As the youngest sister and youngest cousin in the family, I was the easy target to be tormented.   Being so close in age to Julie, she was the master!

We would spend a week in December with the cousins as my parents went to Yosemite.  Ken, Julie, Mary and I would walk down to the train tracks and put pennies on the tracks for the train to run over.  They told me that if I did not put my penny just right on the track, the train would fall off.  I would sit waiting for the train and when it came, I would get so nervous that my penny was going to make it “fall off the tracks!”

Another story involved Julie and my cousin Mary.  My grandfather passed away prior to my parents getting married.  My grandmother lived alone in San Francisco and had a basement garage.  In her garage were 2 steamer trunks tucked in a dark corner along the wall with the stairs.  We would play in the garage and I would see the trunks.  Julie and Mary asked me one day if I wanted to know what was in the trunks.  “Of course” I said.  And they responded that grandpa was in one of the trunks and that I could not tell anyone!   After that I hated going into the garage. We stopped playing in the garage and I had forgotten about what they said. Not until my grandmother’s death and we were cleaning out the garage did I see the trunks again.  I remember my aunt opening them and I was so afraid that grandpa might actually be in the trunk!

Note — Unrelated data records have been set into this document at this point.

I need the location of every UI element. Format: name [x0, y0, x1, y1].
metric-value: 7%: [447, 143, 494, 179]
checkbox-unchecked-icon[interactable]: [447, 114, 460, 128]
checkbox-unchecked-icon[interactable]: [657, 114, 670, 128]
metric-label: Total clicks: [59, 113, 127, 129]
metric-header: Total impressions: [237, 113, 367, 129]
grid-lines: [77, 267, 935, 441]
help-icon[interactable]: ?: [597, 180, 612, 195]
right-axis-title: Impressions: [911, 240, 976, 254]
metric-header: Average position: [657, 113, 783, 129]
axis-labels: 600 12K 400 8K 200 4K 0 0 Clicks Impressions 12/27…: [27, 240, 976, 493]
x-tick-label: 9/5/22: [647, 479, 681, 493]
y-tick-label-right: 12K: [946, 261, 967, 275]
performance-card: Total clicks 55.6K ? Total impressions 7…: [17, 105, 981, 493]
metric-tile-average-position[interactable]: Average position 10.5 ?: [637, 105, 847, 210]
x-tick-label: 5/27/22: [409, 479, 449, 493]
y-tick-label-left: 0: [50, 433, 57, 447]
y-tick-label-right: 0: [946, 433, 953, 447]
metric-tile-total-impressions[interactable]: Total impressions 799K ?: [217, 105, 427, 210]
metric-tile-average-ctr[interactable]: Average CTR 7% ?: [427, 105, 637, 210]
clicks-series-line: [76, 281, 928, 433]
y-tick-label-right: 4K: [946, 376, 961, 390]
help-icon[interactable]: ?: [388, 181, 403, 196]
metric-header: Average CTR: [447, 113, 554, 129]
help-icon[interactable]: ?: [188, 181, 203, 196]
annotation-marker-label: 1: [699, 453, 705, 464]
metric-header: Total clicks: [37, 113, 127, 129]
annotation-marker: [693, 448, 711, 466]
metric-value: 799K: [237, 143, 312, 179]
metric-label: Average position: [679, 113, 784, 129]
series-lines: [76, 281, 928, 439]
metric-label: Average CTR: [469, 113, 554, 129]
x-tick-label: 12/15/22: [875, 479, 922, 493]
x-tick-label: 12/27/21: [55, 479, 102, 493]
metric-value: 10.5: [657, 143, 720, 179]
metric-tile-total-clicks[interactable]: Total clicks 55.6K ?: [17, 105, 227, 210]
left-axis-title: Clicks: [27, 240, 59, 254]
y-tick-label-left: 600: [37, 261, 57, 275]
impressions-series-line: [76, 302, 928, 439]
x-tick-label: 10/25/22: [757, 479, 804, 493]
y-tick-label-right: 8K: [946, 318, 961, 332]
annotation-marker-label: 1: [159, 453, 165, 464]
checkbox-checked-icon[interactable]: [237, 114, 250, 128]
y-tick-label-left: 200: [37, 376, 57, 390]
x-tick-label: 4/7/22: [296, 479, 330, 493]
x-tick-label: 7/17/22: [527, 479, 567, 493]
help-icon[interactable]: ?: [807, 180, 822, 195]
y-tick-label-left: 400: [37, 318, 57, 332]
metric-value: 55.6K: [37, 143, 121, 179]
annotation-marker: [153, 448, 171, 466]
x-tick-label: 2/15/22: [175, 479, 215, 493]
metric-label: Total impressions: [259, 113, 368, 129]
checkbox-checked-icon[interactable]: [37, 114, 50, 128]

I will miss my sister dearly. I will remember the happy moments and cherish the times we spent together. I hope that she is at peace.

growing up yrs

June 1, 2014

I lived just around the corner from the Freeds, Julie and my daughter were best buddies for yrs, her parents, Ed and Pat were our best friends.  I haven't seen Julie in yrs, but have such fond memories or her and family.

She has gone home to be with our creator,  am sure she will be missed, but God must have more special plans for her.

I send you love, and blessings in this time of great sorry.

Bonnie Hash- Struthers

 

How We Met

May 31, 2014

Los Banos was a very small town when I lived there.  Not much to do but work and play softball.  So needless to say after a day or two you knew or saw everyone that lived there.  One day while I was at Circle K and saw this chick come in and get a slush.  We passed each other and smiled.  I saw her get in her black jeep and drive off.  I asked one of my friends who had grown up there who this girl was.  She didn't know.  In the days to come I would see and pass this black jeep and there would be a wave and a smile exchanged.  While standing outside a store talking to my friend, again I saw the black jeep drive by and said "that's her"!   My friend again said that she had no idea who she was.  So the week continued and on Friday it was so damn hot we decided to quit work early.  On the way home I was sitting at a stop sign and what do I see?  the black jeep 2 cars ahead of me!  this is just too many times seeing her so I motioned to her to pull over.  She did and we talked and went out that night.  It turned out that she was working there for the week and when I saw her the last time she was about to leave town.  Although we hae only been married 14 years we have been together almost 22 years.  She is missed by all that knew her.